Another example of this is Frogs for Snakes which also has a great cast led by Barbara Hershey.  This time it is Amos Poe who both writes and directs the effort.  Here again I think he needs to recognize that he is not up to both tasks.  But like the other film above, he plays with a wonderful idea.  In this film we have a loan shark who employs a group of people who have to go around threatening and sometimes shooting those people who have not paid back the money on time…or have done some other wrong to the loan shark.  Soooo….just another crime story?  Anything but!  All the crooks are into being actors.  The loan shark is a producer and sometimes his employees kill (literally) to get a part.  He is in the process of producing American Buffalo (which has also been made into a movie) and they speak some of the parts from this play.  A crazy fun and dangerous black comedy that almost rises to greatness but falls short because it lacks the power of a great screenplay.  If better written, it could have made its point more powerfully and the point is a very important one.  It is obviously not worth literally killing someone just to get a role in a play.  But what the viewer needs to appreciate is that we often do just that…we kill to get ahead.  We kill others and we kill ourselves, not quickly, not dramatically with a gun, but all the same we are murderers and this could have become a wonderful message in this film if it had been better developed.

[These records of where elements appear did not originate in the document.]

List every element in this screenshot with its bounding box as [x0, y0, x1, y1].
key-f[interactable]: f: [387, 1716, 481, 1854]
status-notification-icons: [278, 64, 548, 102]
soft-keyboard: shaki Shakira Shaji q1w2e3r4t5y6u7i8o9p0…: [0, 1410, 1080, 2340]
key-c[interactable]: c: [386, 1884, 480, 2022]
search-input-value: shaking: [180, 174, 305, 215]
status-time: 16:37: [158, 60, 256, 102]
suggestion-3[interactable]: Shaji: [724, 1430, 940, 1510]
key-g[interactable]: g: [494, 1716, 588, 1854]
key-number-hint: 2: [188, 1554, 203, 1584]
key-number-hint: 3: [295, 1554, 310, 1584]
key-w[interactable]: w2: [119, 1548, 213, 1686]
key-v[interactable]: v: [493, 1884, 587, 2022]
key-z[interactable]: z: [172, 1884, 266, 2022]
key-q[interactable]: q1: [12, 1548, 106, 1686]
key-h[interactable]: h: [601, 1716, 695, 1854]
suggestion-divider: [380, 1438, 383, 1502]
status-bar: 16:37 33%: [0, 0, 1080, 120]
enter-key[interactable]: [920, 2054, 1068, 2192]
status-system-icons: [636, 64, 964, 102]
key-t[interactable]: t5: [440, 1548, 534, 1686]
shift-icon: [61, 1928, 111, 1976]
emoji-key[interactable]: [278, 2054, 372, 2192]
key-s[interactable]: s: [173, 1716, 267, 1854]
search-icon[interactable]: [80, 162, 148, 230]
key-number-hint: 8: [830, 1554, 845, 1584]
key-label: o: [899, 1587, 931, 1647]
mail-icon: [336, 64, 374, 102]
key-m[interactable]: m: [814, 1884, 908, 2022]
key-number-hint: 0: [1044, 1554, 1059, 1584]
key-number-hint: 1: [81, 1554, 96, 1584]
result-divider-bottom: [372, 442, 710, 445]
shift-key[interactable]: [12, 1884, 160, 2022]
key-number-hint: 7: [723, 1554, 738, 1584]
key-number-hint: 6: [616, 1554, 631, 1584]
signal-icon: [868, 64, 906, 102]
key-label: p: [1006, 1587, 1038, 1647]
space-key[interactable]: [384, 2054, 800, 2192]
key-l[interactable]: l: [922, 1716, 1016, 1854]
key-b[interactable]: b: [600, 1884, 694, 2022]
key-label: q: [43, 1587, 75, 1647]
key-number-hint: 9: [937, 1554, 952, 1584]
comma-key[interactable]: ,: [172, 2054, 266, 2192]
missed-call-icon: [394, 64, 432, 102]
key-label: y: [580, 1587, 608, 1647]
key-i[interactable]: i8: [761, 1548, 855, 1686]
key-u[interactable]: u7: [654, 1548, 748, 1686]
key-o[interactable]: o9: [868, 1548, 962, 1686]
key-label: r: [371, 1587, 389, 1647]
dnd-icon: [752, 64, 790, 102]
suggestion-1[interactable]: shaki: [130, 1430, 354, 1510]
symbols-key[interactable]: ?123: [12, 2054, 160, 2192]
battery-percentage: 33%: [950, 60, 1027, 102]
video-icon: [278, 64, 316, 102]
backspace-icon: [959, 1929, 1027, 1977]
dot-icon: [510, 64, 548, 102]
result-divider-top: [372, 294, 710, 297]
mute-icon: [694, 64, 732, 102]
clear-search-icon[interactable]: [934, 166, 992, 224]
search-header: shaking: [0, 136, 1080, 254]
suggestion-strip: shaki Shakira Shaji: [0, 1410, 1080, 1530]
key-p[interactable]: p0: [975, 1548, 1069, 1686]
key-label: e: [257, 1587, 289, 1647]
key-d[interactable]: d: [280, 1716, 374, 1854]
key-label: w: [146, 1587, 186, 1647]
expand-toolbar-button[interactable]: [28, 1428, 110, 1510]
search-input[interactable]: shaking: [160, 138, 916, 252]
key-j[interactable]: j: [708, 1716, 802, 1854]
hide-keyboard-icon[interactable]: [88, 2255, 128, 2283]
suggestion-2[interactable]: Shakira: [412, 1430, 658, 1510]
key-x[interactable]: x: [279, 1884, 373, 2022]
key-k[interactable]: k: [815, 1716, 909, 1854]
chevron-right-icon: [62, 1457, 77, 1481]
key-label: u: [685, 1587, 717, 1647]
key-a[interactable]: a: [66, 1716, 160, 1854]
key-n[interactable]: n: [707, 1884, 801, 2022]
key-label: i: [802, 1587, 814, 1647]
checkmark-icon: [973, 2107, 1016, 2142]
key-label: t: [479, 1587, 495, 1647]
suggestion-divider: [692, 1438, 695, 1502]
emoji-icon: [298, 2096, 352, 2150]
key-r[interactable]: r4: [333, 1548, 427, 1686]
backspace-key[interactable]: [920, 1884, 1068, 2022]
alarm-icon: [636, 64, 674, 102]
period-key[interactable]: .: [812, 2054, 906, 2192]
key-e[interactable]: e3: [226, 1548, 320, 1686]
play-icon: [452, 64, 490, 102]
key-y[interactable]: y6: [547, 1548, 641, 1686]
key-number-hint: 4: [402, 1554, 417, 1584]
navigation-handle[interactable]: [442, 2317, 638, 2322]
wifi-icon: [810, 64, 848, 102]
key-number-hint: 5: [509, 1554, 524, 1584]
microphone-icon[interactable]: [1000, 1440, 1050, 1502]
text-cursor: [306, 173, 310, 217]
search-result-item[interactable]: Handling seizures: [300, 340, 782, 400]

Lesson:  Movies are by their nature collaborative efforts.  Life by its nature is a collaborative effort.  Therefore, when we try to do too much without effective support, we can expect that our efforts will not turn out as well as they could.


Think about that lesson and how it applies to you in our highly individualistic American culture.  Are you collaborating effectively with others in order to make your life work successful?  This applies to all forms of work: your marriage, your being a parent, your spiritual development, your professional efforts.  How might you be more effectively collaborating?  Are you collaborating with the right group of individuals?


This is a topic well worth your exploration and considerable thought should go into it.